State Department official Christopher Anderson said that during a meeting with former national security adviser John Bolton and former special envoy to Ukraine Kurt Volker, Bolton expressed concerns about Rudy Giuliani.
In the meeting, Bolton said he agreed with Volker and Anderson’s efforts to push three deliverables for Ukraine to prove progress in its anti-corruption efforts.
“However, he cautioned that Mr. Giuliani was a key voice with the president in Ukraine, which could be an obstacle to increased White House engagement,” Anderson added.
Christopher Anderson, a State Department official who served at the US Embassy in Kiev, testified that Ambassador to the European Union Gordon Sondland was able to arrange a White House meeting with the US delegation who attended Ukraine President Volodymyr Zelensky’s inauguration because he was taken seriously by the White House.
“Ambassador Sondland was able to schedule the meeting pretty quickly,” Anderson said. “We thought he had connections to the White House and was taken more seriously than the State Department bureaucracy.”
About Sondland: Impeachment investigators have been told that Sondland had a major role in the US dealings with Ukraine, though Ukraine is not an EU member. Former National Security Council senior director for Europe and Russia, Fiona Hill, who was Trump's top Russia adviser, testified that Sondland had told her he was "in charge" on Ukraine. Hill recalled: "And I said, 'Who has said you're in charge of Ukraine, Gordon?' And he said, 'The President.' Well, that shut me up, because you can't really argue with that."
Acting White House chief of staff Mick Mulvaney said he plans to file his lawsuit separately against the White House and the House, asking for a judge's intervention to decide what he should do following his subpoena, according to a new filing.
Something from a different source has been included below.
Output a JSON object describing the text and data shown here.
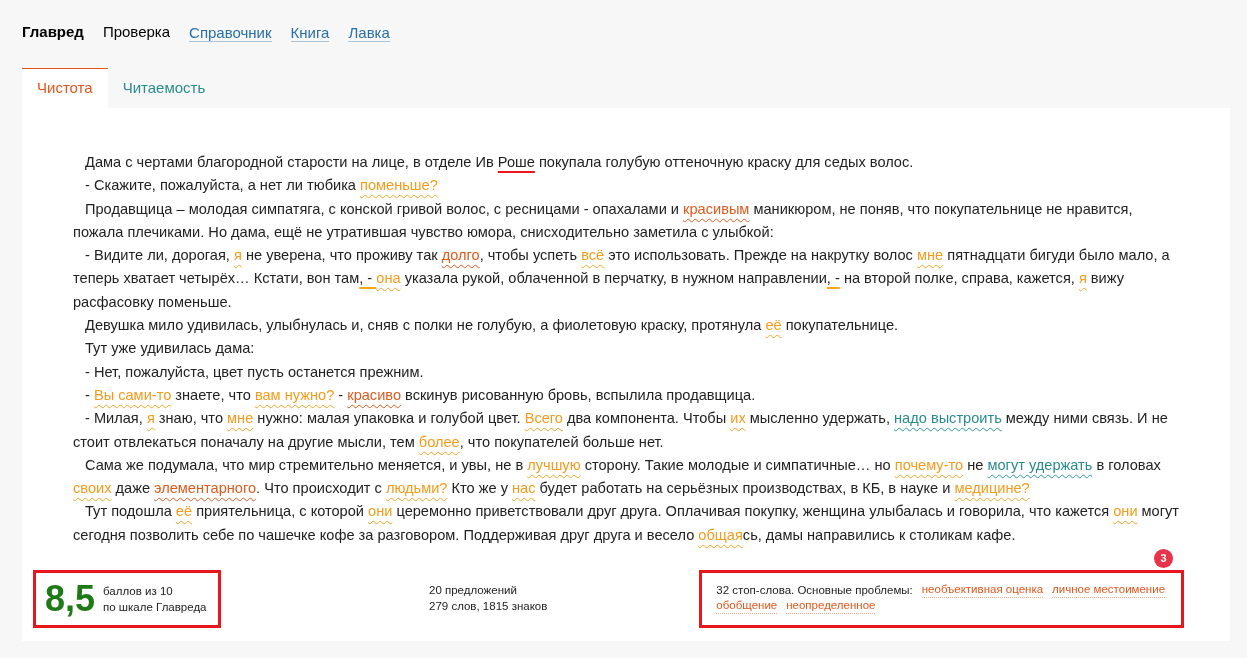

Mulvaney tried to join the ongoing case of another uncooperative impeachment witness, former deputy national security adviser Charles Kupperman, who sued House members and the White House before his scheduled testimony, asking a court to resolve whether he should follow the White House's orders that he is immune from testimony or the House's subpoena. Kupperman's case isn't set to be resolved for weeks, if not until mid-December or later.
Mulvaney said he believes his case is still related to Kupperman's, thus potentially putting it before the same judge, Richard Leon of the DC District Court.
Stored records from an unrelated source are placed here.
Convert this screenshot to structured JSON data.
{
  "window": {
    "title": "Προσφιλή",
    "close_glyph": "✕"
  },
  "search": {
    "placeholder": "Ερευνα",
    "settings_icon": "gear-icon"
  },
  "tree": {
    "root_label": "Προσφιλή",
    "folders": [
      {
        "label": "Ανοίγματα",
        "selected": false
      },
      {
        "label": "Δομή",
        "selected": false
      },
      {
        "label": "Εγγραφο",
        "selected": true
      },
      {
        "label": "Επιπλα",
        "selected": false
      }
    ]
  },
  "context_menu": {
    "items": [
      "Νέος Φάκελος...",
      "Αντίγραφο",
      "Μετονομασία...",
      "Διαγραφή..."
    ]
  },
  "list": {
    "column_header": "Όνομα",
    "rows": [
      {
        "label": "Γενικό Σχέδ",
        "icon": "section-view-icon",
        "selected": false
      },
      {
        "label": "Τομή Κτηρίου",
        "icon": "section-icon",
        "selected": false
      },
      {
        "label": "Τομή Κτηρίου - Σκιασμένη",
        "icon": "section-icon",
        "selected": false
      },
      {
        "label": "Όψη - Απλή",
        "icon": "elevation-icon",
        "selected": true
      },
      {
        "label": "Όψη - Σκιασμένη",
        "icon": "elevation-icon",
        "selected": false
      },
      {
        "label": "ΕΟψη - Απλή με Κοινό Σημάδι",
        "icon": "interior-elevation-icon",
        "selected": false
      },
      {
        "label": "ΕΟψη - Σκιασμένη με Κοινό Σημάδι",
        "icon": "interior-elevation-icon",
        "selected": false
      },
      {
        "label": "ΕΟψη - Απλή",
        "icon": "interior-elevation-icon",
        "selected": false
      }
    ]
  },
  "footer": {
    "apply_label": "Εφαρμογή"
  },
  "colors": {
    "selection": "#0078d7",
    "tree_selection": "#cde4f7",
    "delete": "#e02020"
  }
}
Christopher Anderson, who served at the US Embassy in Kiev, testified that he saw former Vice President Joe Biden “as one of the lead policy people on Ukraine, that he was sort of very focused on Ukraine.”
“My understanding was that he led the gamut. And so I was told that several of my reports that I wrote on the conflict, the nature of the fighting, Russia's role, those were, I was told, were well-read in the Office of the Vice President,” he said. “I also understand he was there in terms of corruption.”
Anderson estimated that Biden visited Ukraine five or six times, but cautioned that was a “rough estimate.”